Saat itulah bagian kegelapan memotong untuk mengungkap sosok pendek mengenakan jubah hitam tinta.

"Hai! Haiiiiiii! ”Pria itu mundur tanpa bangkit, sambil menyeret pantatnya ke seberang jalan.

"………"

Mata sosok berjubah hitam ditutupi oleh tudung yang rendah. Tidak ada yang diungkapkan oleh pakaian itu. Apakah pria itu menatap pria yang menjerit untuk hidupnya? Suimei, meskipun dia tidak tahu apa yang terjadi, melangkah keluar di depan pria itu dan mempersempit pandangannya pada sosok berjubah hitam.
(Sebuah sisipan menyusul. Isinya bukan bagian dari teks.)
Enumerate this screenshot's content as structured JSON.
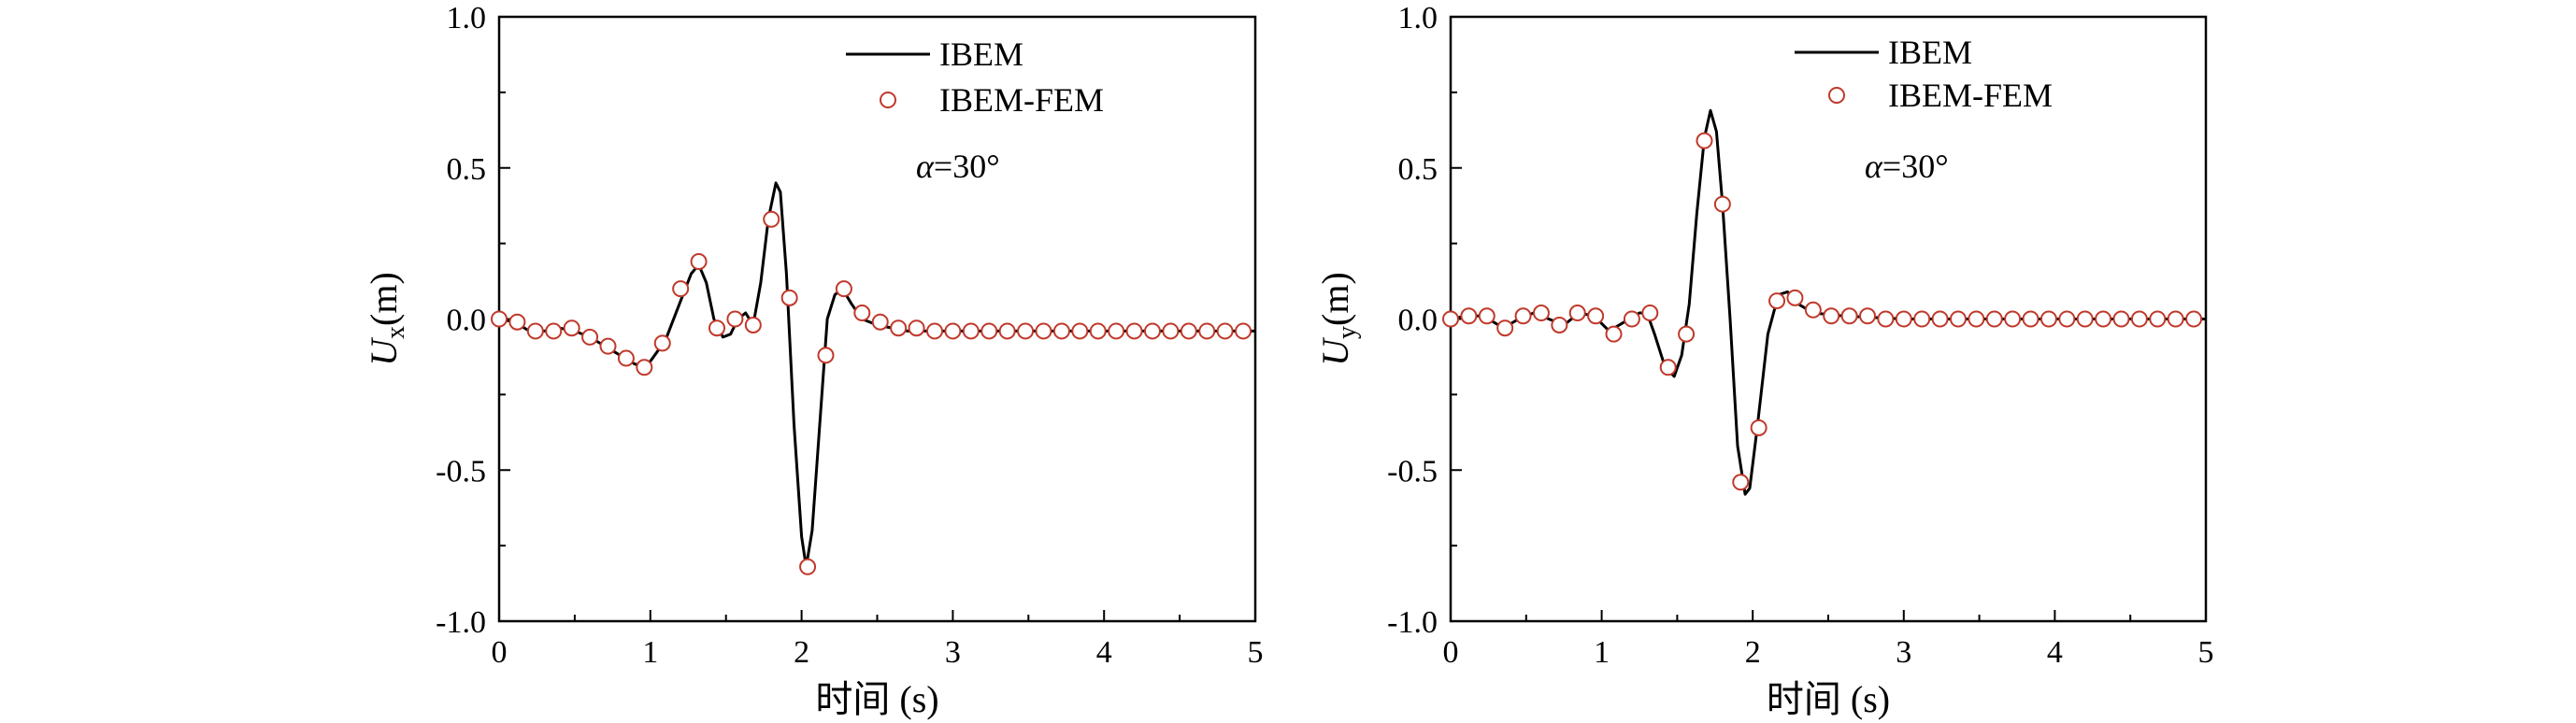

Orang ini? Suimei menganggap jika sosok di depannya adalah orang yang bertanggung jawab atas insiden koma di dalam Imperial Capital. Setelah mempertimbangkan situasinya, ia menganggap dirinya benar.

Suimei, yang terseret ke dalam situasi ini, merasa dirinya terpompa untuk bertengkar. Sosok berjubah hitam, mungkin memiliki ide yang berbeda, lenyap dalam kegelapan.

"I- Aku selamat ......"

"Apa yang baru saja terjadi?"

Pria itu menggunakan kekuatannya yang tersisa untuk menopang dirinya dengan lengan dan tatapannya. Suimei sendiri berpikir tentang sosok misterius itu. Apakah orang itu menargetkannya? Lalu, apakah orang itu mundur karena seseorang yang tidak berhubungan muncul?